How To Use STARC Bands
There are a variety of uses for STARC bands, but the most basic is to determine high and low risk buying or selling opportunities. If prices are near or at the upper bands (STARC+) it is a high-risk time to buy (establish a long position) and when prices are at or near the lower bands (STARC-) it is a high-risk time to sell (establish a short position). This does not mean that the market will automatically reverse direction once the bands are reached, but it increases the odds that the market will either bounce in the opposite direction or at least move sideways for several periods. This can be very important when a market is moving sharply either up or down and has been doing so for three or four bars as the impulse to chase the market becomes unbearable.
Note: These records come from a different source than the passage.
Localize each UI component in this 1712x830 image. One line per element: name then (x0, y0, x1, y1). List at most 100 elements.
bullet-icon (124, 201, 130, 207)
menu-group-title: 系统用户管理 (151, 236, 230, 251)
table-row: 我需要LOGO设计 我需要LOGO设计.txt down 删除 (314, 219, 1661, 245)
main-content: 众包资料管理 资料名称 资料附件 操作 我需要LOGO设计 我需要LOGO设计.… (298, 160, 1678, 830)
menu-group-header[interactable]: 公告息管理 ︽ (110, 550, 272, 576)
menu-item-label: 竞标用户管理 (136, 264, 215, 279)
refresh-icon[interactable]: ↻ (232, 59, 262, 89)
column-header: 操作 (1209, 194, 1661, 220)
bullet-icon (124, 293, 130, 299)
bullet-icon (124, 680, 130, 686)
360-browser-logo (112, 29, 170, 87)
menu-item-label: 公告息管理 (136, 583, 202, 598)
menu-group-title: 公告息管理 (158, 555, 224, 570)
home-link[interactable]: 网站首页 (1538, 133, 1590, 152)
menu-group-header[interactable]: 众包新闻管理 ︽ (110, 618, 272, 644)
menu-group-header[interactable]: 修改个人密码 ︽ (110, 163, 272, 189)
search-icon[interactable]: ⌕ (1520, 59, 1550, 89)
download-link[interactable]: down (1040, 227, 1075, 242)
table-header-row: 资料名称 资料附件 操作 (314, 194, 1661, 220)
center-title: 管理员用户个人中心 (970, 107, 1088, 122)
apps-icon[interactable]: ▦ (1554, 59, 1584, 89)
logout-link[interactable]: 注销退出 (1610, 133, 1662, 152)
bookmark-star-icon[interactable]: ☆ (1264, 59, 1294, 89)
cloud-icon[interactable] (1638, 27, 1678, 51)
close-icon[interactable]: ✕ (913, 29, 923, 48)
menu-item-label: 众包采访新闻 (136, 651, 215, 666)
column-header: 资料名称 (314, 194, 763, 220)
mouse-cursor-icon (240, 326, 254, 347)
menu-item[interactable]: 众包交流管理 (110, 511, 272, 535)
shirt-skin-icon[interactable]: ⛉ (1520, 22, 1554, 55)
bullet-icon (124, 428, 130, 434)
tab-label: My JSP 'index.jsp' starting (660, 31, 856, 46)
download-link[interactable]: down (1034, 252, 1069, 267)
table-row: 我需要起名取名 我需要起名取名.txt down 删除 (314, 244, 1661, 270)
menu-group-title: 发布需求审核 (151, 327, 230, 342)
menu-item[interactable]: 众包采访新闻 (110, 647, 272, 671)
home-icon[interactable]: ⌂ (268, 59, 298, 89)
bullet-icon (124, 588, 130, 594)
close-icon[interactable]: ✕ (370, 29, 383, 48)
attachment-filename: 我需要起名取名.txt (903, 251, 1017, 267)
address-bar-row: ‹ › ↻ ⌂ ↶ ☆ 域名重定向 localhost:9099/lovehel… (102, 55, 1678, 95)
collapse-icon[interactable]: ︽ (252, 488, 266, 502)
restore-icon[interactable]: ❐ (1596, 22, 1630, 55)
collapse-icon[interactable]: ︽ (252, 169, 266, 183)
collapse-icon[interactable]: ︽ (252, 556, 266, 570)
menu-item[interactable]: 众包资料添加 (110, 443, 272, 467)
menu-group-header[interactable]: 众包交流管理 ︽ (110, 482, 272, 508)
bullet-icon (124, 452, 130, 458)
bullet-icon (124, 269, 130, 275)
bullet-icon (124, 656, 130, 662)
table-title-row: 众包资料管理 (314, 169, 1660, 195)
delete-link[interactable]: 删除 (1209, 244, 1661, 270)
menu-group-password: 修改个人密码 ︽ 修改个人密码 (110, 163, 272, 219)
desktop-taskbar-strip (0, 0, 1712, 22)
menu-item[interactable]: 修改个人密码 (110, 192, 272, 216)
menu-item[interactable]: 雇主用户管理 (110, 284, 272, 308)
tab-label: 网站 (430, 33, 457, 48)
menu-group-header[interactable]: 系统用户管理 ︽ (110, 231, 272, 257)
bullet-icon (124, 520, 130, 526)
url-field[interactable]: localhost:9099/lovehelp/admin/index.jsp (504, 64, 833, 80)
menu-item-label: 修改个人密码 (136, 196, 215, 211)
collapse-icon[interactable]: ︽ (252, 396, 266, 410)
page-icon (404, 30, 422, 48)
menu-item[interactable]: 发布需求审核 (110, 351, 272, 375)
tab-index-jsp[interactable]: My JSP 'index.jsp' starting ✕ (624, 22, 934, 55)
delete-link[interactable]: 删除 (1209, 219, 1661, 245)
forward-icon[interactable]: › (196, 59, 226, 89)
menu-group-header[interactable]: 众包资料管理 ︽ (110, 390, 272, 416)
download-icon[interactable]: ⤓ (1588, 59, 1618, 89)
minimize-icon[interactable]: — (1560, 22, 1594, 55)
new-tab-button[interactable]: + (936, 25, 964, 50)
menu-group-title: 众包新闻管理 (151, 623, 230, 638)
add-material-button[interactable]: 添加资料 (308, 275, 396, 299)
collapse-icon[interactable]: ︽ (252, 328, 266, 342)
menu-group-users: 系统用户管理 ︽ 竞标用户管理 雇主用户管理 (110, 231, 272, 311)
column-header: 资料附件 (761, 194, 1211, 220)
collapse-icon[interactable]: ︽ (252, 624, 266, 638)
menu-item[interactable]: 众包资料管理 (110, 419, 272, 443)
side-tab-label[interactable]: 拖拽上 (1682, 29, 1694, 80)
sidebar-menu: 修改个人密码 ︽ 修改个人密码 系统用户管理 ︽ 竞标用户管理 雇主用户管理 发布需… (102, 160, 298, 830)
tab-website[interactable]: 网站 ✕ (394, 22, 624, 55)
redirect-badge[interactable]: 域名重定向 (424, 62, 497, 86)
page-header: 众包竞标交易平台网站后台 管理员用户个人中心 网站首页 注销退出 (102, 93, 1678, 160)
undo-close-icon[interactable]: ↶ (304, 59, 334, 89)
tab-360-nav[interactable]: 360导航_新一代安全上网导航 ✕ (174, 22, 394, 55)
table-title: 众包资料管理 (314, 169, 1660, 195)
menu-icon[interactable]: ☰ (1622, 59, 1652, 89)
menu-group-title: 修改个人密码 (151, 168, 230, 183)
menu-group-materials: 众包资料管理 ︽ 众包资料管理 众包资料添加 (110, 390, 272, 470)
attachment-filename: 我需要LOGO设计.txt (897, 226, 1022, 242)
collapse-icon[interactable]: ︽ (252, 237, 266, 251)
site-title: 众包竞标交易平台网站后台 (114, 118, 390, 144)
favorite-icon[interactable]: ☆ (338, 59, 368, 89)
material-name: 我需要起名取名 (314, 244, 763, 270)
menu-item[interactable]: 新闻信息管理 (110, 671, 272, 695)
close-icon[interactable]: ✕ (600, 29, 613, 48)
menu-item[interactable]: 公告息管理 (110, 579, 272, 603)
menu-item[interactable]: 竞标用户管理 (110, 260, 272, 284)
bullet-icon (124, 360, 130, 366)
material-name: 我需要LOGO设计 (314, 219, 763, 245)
Often traders cannot resist the urge to buy or sell at these extremes only to have the position quickly go against them and stop them out. Invariably, the market will then resume its original direction, leaving the trader without a position and very frustrated. By noting the relationship of prices to the STARC bands, one can gauge the risk on either the short or long side. An option trader's strategy can then be adjusted in relation to the STARC bands. If prices are at the STARC+ band, call buying would be a high risk, while a bearish strategy such as buying puts or establishing a bear spread, would be a lower risk. For example, the week of 10/3/97, point 1, Crude Oil, basis the nearby futures, closed above its upper weekly STARC band, which is a fairly uncommon event. By definition this was a high-risk area for long positions, but a low risk opportunity for short positions. Therefore, at point 1, put buying, call selling or bear spreads had the best risk/reward profile in terms of the STARC bands.
Figure 1:
The STARC bands can also be used to help identify profit-taking zones. After the weekly STARC+ band was exceeded at point 1, over five months passed before the lower daily STARC band was reached, point 2. As discussed previously, both points 2 and 3, represented favorable risk situations for establishing long positions, such as put selling, bull spreads or call buying. Over the years, the most common complaint or money management mistake that option trader's express is that they stay with a position too long. This is especially true with naked put or call buyers. They will put on a position which immediately goes in their favor and may double in a short period of time. Even though this may have been their original goal, often greed sets in and instead of taking some or all of their profits, their judgment is clouded with visions of 300 to 500 percent gains. Ultimately, they hang on too long and are lucky to get out with any profit at all. The weekly STARC bands can be used as a guide to help avoid this reoccurring trap. As points 4, 5, 6 and 7 illustrate, taking profits once prices reach the weekly STARC bands historically has been advantageous. Although some of the retracements were not that large, some were—Crude Oil dropped over per barrel from point 6 to point 7.